Kokomo Municipal Stadium
- Interactive map of Kokomo Municipal Stadium
- Address: 400 S Union Street Kokomo, Indiana, 46901 United States
- Coordinates: 40°28′58″N 86°07′42″W﻿ / ﻿40.482916°N 86.128340°W
- Capacity: 4,000
- Surface: Artificial turf

Construction
- Opened: May 31, 2015
- Cost: $9,000,000

Tenants
- Kokomo Jackrabbits (PL/NWL) 2015–2024 Kokomo Wildkats Kokomo Mantis FC (PDL) 2016 Kokomo Creek Chubs (PL) 2026–present Indiana University Kokomo Cougars (NAIA)
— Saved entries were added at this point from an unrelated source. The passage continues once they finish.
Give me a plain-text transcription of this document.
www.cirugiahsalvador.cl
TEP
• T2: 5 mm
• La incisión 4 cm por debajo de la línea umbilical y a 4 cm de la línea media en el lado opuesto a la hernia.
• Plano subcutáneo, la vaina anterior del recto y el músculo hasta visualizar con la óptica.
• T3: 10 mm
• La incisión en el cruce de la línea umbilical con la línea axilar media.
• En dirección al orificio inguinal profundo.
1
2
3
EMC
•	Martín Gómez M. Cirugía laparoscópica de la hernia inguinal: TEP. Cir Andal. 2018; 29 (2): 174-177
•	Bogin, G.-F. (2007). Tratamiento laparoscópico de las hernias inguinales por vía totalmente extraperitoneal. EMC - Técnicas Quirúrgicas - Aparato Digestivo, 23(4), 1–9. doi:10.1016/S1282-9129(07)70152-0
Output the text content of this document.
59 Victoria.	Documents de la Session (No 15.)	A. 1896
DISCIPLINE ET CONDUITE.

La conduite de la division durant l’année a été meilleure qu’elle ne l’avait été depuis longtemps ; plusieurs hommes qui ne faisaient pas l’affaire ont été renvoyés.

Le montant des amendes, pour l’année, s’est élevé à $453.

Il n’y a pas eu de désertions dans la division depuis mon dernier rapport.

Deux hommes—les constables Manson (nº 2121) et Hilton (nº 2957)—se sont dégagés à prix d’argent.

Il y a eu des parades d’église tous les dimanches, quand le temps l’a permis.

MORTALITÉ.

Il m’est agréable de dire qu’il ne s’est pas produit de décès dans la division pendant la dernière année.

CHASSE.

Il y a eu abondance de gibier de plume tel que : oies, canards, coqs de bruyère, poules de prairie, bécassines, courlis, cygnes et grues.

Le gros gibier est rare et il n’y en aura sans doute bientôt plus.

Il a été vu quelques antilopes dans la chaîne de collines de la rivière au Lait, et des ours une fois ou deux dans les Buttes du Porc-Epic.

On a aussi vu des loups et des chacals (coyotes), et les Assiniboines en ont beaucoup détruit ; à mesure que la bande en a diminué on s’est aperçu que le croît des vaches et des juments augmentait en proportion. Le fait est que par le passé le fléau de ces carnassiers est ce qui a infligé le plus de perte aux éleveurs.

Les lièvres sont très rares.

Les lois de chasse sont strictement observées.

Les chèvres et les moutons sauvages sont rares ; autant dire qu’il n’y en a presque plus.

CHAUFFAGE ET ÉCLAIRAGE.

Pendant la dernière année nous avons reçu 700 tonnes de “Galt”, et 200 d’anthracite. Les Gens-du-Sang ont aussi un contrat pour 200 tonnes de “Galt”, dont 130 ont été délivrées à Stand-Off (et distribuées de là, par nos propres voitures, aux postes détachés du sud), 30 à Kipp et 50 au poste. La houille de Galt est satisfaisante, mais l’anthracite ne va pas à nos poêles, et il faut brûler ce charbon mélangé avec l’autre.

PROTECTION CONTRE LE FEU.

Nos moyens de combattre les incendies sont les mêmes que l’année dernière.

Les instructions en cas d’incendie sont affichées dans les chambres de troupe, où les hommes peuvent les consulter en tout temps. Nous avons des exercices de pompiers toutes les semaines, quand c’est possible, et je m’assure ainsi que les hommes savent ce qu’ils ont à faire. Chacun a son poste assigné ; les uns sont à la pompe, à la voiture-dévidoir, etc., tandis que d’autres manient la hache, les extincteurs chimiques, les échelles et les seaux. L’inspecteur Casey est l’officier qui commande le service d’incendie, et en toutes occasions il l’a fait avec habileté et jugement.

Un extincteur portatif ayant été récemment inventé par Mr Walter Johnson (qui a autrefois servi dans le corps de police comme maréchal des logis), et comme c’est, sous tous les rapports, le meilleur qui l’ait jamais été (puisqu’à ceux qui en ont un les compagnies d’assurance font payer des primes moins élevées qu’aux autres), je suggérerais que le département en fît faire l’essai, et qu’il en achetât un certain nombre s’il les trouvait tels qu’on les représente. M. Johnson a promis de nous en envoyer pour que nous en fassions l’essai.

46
= Kokomo Municipal Stadium =

Baseball stadium in Kokomo, Indiana, US

Kokomo Municipal Stadium is a baseball stadium in Kokomo, Indiana, United States. The Kokomo Jackrabbits of the college summer Northwoods League, and the Kokomo Wildkats (local high school) use Kokomo Municipal Stadium as their home field. Other local high school baseball teams including the Taylor Titans, Northwestern Tigers, and the Western Panthers use the Kokomo Municipal Stadium for a portion of their games. Upon opening in 2015, Kokomo Municipal Stadium had a capacity of up to 4,000 in a combination of fixed and lawn seating. In May 2016, the Kokomo Mantis FC of the Premier Development League called the stadium home.

== Facility ==
Kokomo Municipal Stadium has a capacity of 4,000 people in lawn and fixed seating. The Kokomo Municipal Stadium essentially replaces the CFD Investments Stadium that was once home to the minor league Kokomo Dodgers. The new stadium includes a suite level, concessions, restrooms, and locker rooms for both teams. The facility is specifically designed to host baseball games, but can also be converted for soccer, concerts or other events.

== Awards ==
In its inaugural season, Kokomo Municipal Stadium was named by Ballpark Digest as the 2015 Best Summer Collegiate Facility. In the final round of voting, fans chose KMS over Athletic Park of the Northwoods League's Wisconsin Woodchucks. Not to be outdone, in the summer of 2016, Kokomo Municipal Stadium repeated as Ballpark Digests best 2016 Summer Collegiate Facility, once again outpacing Athletic Park.